Dass solche Vorschläge aus Europas Süden kommen, aus der hellenischen und romanischen Welt, ist im Übrigen kein Zufall. Dort verfingen Reaganomics und Thatcherismus nie, weil ihnen das geistesgeschichtliche Fundament fehlte: eben jener religiös fundamentierte Puritanismus des Nordens, der predigt, dass Geldanhäufen dazu dient herauszufinden, ob man sich im Stand der Gnade vor Gott befindet, wie es Max Weber beschrieben hat.

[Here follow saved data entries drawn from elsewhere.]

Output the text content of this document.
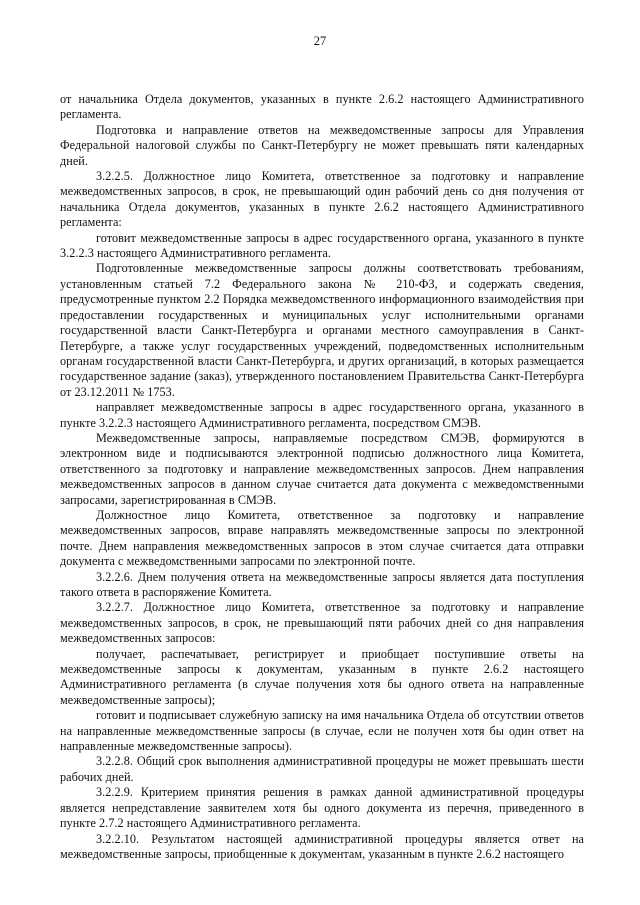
27

от начальника Отдела документов, указанных в пункте 2.6.2 настоящего Административного регламента.

Подготовка и направление ответов на межведомственные запросы для Управления Федеральной налоговой службы по Санкт-Петербургу не может превышать пяти календарных дней.

3.2.2.5. Должностное лицо Комитета, ответственное за подготовку и направление межведомственных запросов, в срок, не превышающий один рабочий день со дня получения от начальника Отдела документов, указанных в пункте 2.6.2 настоящего Административного регламента:

готовит межведомственные запросы в адрес государственного органа, указанного в пункте 3.2.2.3 настоящего Административного регламента.

Подготовленные межведомственные запросы должны соответствовать требованиям, установленным статьей 7.2 Федерального закона № 210-ФЗ, и содержать сведения, предусмотренные пунктом 2.2 Порядка межведомственного информационного взаимодействия при предоставлении государственных и муниципальных услуг исполнительными органами государственной власти Санкт-Петербурга и органами местного самоуправления в Санкт-Петербурге, а также услуг государственных учреждений, подведомственных исполнительным органам государственной власти Санкт-Петербурга, и других организаций, в которых размещается государственное задание (заказ), утвержденного постановлением Правительства Санкт-Петербурга от 23.12.2011 № 1753.

направляет межведомственные запросы в адрес государственного органа, указанного в пункте 3.2.2.3 настоящего Административного регламента, посредством СМЭВ.

Межведомственные запросы, направляемые посредством СМЭВ, формируются в электронном виде и подписываются электронной подписью должностного лица Комитета, ответственного за подготовку и направление межведомственных запросов. Днем направления межведомственных запросов в данном случае считается дата документа с межведомственными запросами, зарегистрированная в СМЭВ.

Должностное лицо Комитета, ответственное за подготовку и направление межведомственных запросов, вправе направлять межведомственные запросы по электронной почте. Днем направления межведомственных запросов в этом случае считается дата отправки документа с межведомственными запросами по электронной почте.

3.2.2.6. Днем получения ответа на межведомственные запросы является дата поступления такого ответа в распоряжение Комитета.

3.2.2.7. Должностное лицо Комитета, ответственное за подготовку и направление межведомственных запросов, в срок, не превышающий пяти рабочих дней со дня направления межведомственных запросов:

получает, распечатывает, регистрирует и приобщает поступившие ответы на межведомственные запросы к документам, указанным в пункте 2.6.2 настоящего Административного регламента (в случае получения хотя бы одного ответа на направленные межведомственные запросы);

готовит и подписывает служебную записку на имя начальника Отдела об отсутствии ответов на направленные межведомственные запросы (в случае, если не получен хотя бы один ответ на направленные межведомственные запросы).

3.2.2.8. Общий срок выполнения административной процедуры не может превышать шести рабочих дней.

3.2.2.9. Критерием принятия решения в рамках данной административной процедуры является непредставление заявителем хотя бы одного документа из перечня, приведенного в пункте 2.7.2 настоящего Административного регламента.

3.2.2.10. Результатом настоящей административной процедуры является ответ на межведомственные запросы, приобщенные к документам, указанным в пункте 2.6.2 настоящего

Deshalb hat der Süden Probleme mit dem Effizienz- und Produktivitätsdogma des Nordens und der pietistischen Schwarzen Null. Im Süden glaubt man nicht automatisch, dass Schulden etwas mit persönlicher Schuld zu tun haben. Dass der Mittelmeerraum nun nach links rückt, ist die Summe seiner historischer Erfahrung.

In Deutschland ist das schwieriger. Links sein ist hier nicht gut angesehen wegen der Altlasten der Linkspartei. Deshalb wartet die deutsche Linke ängstlich ab, ob es ausgerechnet das kleine Griechenland schafft, einen Linksruck einzuleiten, ob es zu Europas Nicaragua wird, das ja damals auch den Angriffen Ronald Reagans standhielt; oder wenigstens Ecuador oder Argentinien, deren Linksregierungen dem IWF die Tür wiesen.

Daran sieht man, dass das Problem mit dem Linkssein bei uns dasselbe geblieben ist wie immer: Am bequemsten ist es aus der Ferne. Es sei billig, von Alexis Tsipras Konsequenz zu fordern, wenn man selbst die Folgen nicht tragen müsse, schrieb der griechische Blogger Alex Andreou, als der Premier sich schließlich doch den Regeln der EU unterwarf. Nein, es geht nicht mehr um Revolution, das hat wohl auch Alexis Tspiras festgestellt. Paul Mason schreibt: Der Kapitalismus werde nicht abgeschafft durch Aufmärsche. Man solle ihn lieber reformieren, dynamisieren, ihn mit neuen Werten und Verhaltensweisen anreichern. Er nennt das "Post-Kapitalismus".

Aber vielleicht reicht es ja, dieses einzigartige System zu verteidigen, von dem wir dachten, es sei von unseren Eltern erkämpft und nicht von den Mächtigen gewährt worden: den europäischen Sozialstaat, von dem der französische Sozialphilosoph Pierre Bourdieu gesagt hat, er sei eine so unwahrscheinliche und schöne Errungenschaft wie Beethoven, Kant und Mozart. Die soziale Marktwirtschaft war eine Idee, um das Volk ruhig zu halten. Jetzt müssen wir darum kämpfen, sie zu bewahren. Wenn das radikal ist - meinetwegen.